Cash Position: The Company had a total cash balance of CHF 140.5 million, composed of CHF 44.5 million in cash and cash equivalents and CHF 96.0 million in short-term financial assets. This compares to a total cash balance of CHF 198.2 million as of December 31, 2021. The Company’s cash balance provides cash for operations into Q3 2024 without consideration of potential incoming milestone payments.

R&D Expenditures: R&D expenses decreased by CHF 0.7 million for the three months ended September 30, 2022, to CHF 14.4 million.

Discovery and preclinical expenses (- CHF 0.8 million): The Company decreased expenditures across a variety of its discovery and preclinical programs.

Clinical expenses (- CHF 0.6 million): The Company’s increased expenditures for the accelerated clinical development programs of ACI-7104 and ACI-24.060 were offset by lower costs in various other clinical programs as they achieved anticipated goals.

Other non-allocated (+ CHF 0.5 million): The Company’s other non-allocated R&D expenditure increased by CHF 0.5 million mostly related to the reallocation of certain IT and facilities costs and IT investments.

G&A Expenditures: For the three months ended September 30, 2022, G&A decreased by CHF 2.1 million to CHF 3.3 million. This decrease is mostly related to the reallocation of certain IT and facilities expenditures made in Q3 2022 that were not reclassified in the prior period and the reversal of certain share-based compensation expenses.
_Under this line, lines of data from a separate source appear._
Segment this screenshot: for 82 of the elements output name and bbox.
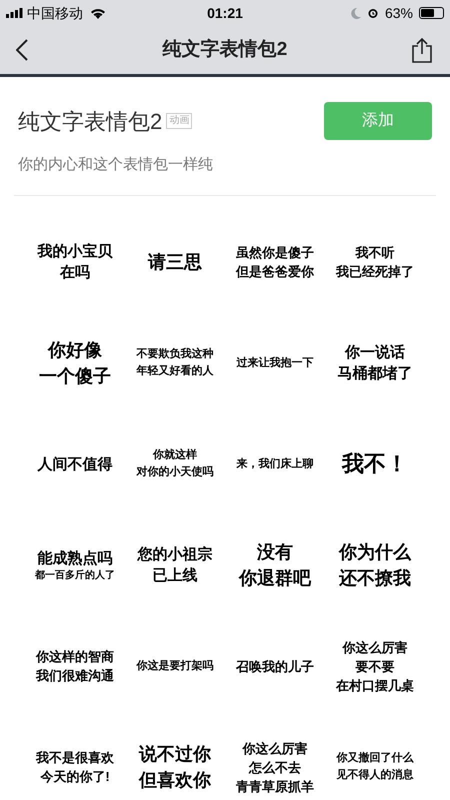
battery-percent: 63%: [384, 4, 413, 22]
back-icon: [16, 39, 28, 61]
carrier-name: 中国移动: [27, 4, 83, 22]
sticker-caption: 都一百多斤的人了: [35, 568, 115, 582]
sticker-text-line: 在吗: [60, 263, 90, 283]
signal-icon: [6, 8, 24, 18]
sticker-text-line: 没有: [257, 541, 293, 564]
sticker[interactable]: 你好像 一个傻子: [25, 312, 125, 414]
sticker-text-line: 能成熟点吗: [38, 548, 112, 568]
moon-icon: [350, 8, 361, 18]
share-icon: [411, 37, 433, 63]
sticker-text-line: 你就这样: [153, 448, 197, 463]
sticker[interactable]: 你这么厉害 怎么不去 青青草原抓羊: [225, 716, 325, 800]
sticker[interactable]: 你就这样 对你的小天使吗: [125, 414, 225, 514]
sticker-text-line: 马桶都堵了: [338, 364, 412, 384]
sticker[interactable]: 虽然你是傻子 但是爸爸爱你: [225, 212, 325, 312]
sticker[interactable]: 能成熟点吗 都一百多斤的人了: [25, 514, 125, 616]
sticker[interactable]: 您的小祖宗 已上线: [125, 514, 225, 616]
sticker[interactable]: 我不！: [325, 414, 425, 514]
sticker-text-line: 来，我们床上聊: [236, 456, 314, 472]
sticker[interactable]: 你这样的智商 我们很难沟通: [25, 616, 125, 716]
pack-description: 你的内心和这个表情包一样纯: [17, 155, 214, 175]
sticker[interactable]: 没有 你退群吧: [225, 514, 325, 616]
sticker-text-line: 青青草原抓羊: [236, 778, 314, 796]
sticker-text-line: 召唤我的儿子: [236, 658, 314, 676]
sticker-text-line: 我不！: [342, 450, 408, 478]
sticker[interactable]: 召唤我的儿子: [225, 616, 325, 716]
sticker-text-line: 怎么不去: [249, 758, 301, 776]
battery-icon: [419, 7, 444, 19]
sticker-text-line: 不要欺负我这种: [136, 346, 214, 362]
sticker-text-line: 你这么厉害: [342, 638, 408, 656]
alarm-icon: [366, 7, 379, 19]
sticker[interactable]: 人间不值得: [25, 414, 125, 514]
sticker-text-line: 我的小宝贝: [38, 242, 112, 262]
sticker[interactable]: 我不是很喜欢 今天的你了!: [25, 716, 125, 800]
sticker[interactable]: 你这是要打架吗: [125, 616, 225, 716]
sticker[interactable]: 说不过你 但喜欢你: [125, 716, 225, 800]
sticker-text-line: 你又撤回了什么: [336, 750, 414, 766]
sticker[interactable]: 你为什么 还不撩我: [325, 514, 425, 616]
sticker-text-line: 你这样的智商: [36, 648, 114, 666]
sticker[interactable]: 过来让我抱一下: [225, 312, 325, 414]
wifi-icon: [90, 7, 106, 19]
sticker-text-line: 你为什么: [339, 541, 411, 564]
sticker-text-line: 人间不值得: [38, 454, 112, 474]
share-button[interactable]: [410, 36, 434, 64]
sticker[interactable]: 我不听 我已经死掉了: [325, 212, 425, 312]
animated-tag: 动画: [166, 113, 192, 129]
sticker-text-line: 您的小祖宗: [138, 545, 212, 565]
sticker-text-line: 但是爸爸爱你: [236, 263, 314, 281]
sticker-text-line: 还不撩我: [339, 567, 411, 590]
sticker-text-line: 我不是很喜欢: [36, 749, 114, 767]
sticker[interactable]: 请三思: [125, 212, 225, 312]
sticker-text-line: 我们很难沟通: [36, 667, 114, 685]
sticker-text-line: 请三思: [148, 251, 202, 274]
sticker-text-line: 我不听: [356, 244, 394, 262]
sticker-text-line: 说不过你: [139, 743, 211, 766]
sticker-text-line: 但喜欢你: [139, 769, 211, 792]
sticker-text-line: 你好像: [48, 339, 102, 362]
sticker-text-line: 你这是要打架吗: [136, 658, 214, 674]
sticker[interactable]: 我的小宝贝 在吗: [25, 212, 125, 312]
sticker-text-line: 对你的小天使吗: [136, 464, 214, 480]
pack-title: 纯文字表情包2: [18, 108, 162, 136]
sticker-text-line: 年轻又好看的人: [136, 364, 214, 379]
sticker[interactable]: 你又撤回了什么 见不得人的消息: [325, 716, 425, 800]
sticker-text-line: 在村口摆几桌: [336, 676, 414, 694]
sticker-text-line: 已上线: [152, 566, 198, 586]
nav-title: 纯文字表情包2: [161, 38, 288, 62]
sticker-text-line: 你一说话: [345, 343, 405, 363]
sticker-text-line: 要不要: [356, 658, 394, 676]
sticker-text-line: 你这么厉害: [242, 740, 308, 758]
sticker[interactable]: 你一说话 马桶都堵了: [325, 312, 425, 414]
sticker-text-line: 过来让我抱一下: [236, 356, 314, 370]
status-time: 01:21: [207, 4, 243, 22]
sticker[interactable]: 不要欺负我这种 年轻又好看的人: [125, 312, 225, 414]
sticker-text-line: 今天的你了!: [40, 768, 110, 786]
sticker-text-line: 一个傻子: [39, 365, 111, 388]
sticker-text-line: 见不得人的消息: [336, 768, 414, 783]
sticker-text-line: 我已经死掉了: [336, 263, 414, 281]
sticker[interactable]: 来，我们床上聊: [225, 414, 325, 514]
sticker-text-line: 虽然你是傻子: [236, 244, 314, 262]
sticker[interactable]: 你这么厉害 要不要 在村口摆几桌: [325, 616, 425, 716]
sticker-text-line: 你退群吧: [239, 567, 311, 590]
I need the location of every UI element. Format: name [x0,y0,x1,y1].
Other Operating Income: The Company recognized CHF 0.3 million in grant income for R&D activities performed under our Michael J. Fox Foundation for Parkinson’s Research (MJFF) and Target ALS grants, an increase of less than CHF 0.1 million compared to the prior period.

IFRS Loss for the Period: The Company reported a net loss after taxes of CHF 13.5 million for the three months ended September 30, 2022, compared with a net loss of CHF 15.9 million for the comparable period in 2021.